Granley puts a big emphasis on partnerships. At UMD, she worked with faculty, administration, facilities management, students and even the wider Duluth community to initiate projects and achieve sustainability goals on campus and beyond. These groups, Granley says, all want UMD and Duluth to be more sustainable and better stewards of their resources. Her job is to connect them with the resources and opportunities to make those changes happen.

Granley has helped UMD reach a lot of benchmarks, but she thinks the school’s biggest sustainability challenge moving forward is tackling its heating plant. The heating plant is essential to UMD’s campus on the shores of Lake Superior. Yet, the plant is also responsible for 40 percent of UMD’s emissions and is almost at capacity – another building on campus could mean another boiler. Granley wants to avoid expanding the heating plant in its current form and instead is looking for ways to reduce its use and share of emissions. This will be expensive and is going to take a lot of planning, which is why work needs to be done now to build the partnerships and gather the information necessary to tackle the heating plant in the next decade. 

If anyone can find a solution to complicated sustainability issues – like refiguring UMD’s heating plant and energy use – it’s Granley. As Jodi Slick, CEO of Ecolibrium3, a nonprofit focused on bringing economic and environmental solutions to people in Duluth, puts it, Granley “represents the best of what a university can provide.” She’s worked tirelessly over the years, Slick says, to build partnerships between UMD and the city of Duluth. Through years of this work, Granley emerged as one of Duluth’s technical and process experts in sustainability, and was sought by the city and different organizations to play a role in environmental sustainability projects across Duluth. Now, Granley will be able to fill those roles more directly as Duluth’s Sustainability Officer. 

“She has the amazing capacity to not only hold the vision for what we can be as a community, but also has the passion, tenacity, and skill to do the work on the ground to build that vision,” Slick says. 

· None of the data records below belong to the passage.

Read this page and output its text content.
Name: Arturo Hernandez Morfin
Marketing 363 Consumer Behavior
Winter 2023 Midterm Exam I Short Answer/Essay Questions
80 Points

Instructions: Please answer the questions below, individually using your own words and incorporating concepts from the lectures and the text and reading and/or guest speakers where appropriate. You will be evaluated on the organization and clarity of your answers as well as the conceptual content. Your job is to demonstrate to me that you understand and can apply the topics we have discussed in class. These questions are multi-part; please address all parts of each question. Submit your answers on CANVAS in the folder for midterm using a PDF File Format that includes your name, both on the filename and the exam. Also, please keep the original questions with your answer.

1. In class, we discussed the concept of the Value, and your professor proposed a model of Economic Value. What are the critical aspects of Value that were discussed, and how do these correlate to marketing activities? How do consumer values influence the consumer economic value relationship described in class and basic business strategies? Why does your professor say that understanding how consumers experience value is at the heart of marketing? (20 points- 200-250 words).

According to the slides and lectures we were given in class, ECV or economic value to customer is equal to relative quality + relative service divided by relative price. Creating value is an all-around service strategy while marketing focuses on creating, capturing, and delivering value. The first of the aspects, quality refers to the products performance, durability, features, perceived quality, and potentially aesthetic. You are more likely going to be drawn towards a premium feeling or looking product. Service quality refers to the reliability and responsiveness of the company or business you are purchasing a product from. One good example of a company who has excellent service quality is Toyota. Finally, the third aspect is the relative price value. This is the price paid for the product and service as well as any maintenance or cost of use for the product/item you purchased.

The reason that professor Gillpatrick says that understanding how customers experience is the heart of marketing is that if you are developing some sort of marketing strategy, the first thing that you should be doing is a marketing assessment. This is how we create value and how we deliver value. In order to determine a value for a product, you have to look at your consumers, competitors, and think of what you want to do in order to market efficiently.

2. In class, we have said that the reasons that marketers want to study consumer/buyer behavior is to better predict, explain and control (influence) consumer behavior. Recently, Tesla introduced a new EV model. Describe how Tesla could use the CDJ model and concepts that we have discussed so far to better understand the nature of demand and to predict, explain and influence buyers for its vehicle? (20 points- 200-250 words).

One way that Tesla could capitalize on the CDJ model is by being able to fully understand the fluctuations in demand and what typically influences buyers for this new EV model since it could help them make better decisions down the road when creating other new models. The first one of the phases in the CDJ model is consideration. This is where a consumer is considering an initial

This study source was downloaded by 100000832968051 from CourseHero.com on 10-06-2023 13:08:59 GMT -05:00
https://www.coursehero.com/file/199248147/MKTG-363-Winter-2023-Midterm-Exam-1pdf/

UMD’s sustainability achievements in the past decade, from solar arrays to a partnership that places engineering students with businesses in Duluth to help design solutions to sustainability challenges, are a clear testament to Granley’s ability to create the kind of visions Slick describes. The most recent example came in December, when UMD received a Gold rating from the Association for the Advancement of Sustainability in Higher Education’s STARS report (Sustainability Tracking Assessment and Rating System), becoming one of only 127 other institutions to earn AASHE’s highest sustainability score. 

When it comes to her work, Granley is effective and impactful, Slick says. Yet, sustainability is more than Granley’s career. She’s the mom who brings her own tupperware to restaurants instead of using disposable to-go boxes, and she packs her kids’ sandwiches in beeswax wraps. Protecting the planet is part of every action she takes, and it’s a key lesson she’s teaching her kids. It’s part of who she is. 

Granley says she’s nervous about the planet’s future, but that doesn’t stop her from diving headfirst into her work. “Everyday, you’ve just got to work as hard as you can,” she says. And that’s exactly what Granley does, for the betterment of UMD, Duluth, and our whole planet. 

The Institute on the Environment community wishes Granley all the best in her new role and is excited to watch her positive impact extend across Duluth and beyond.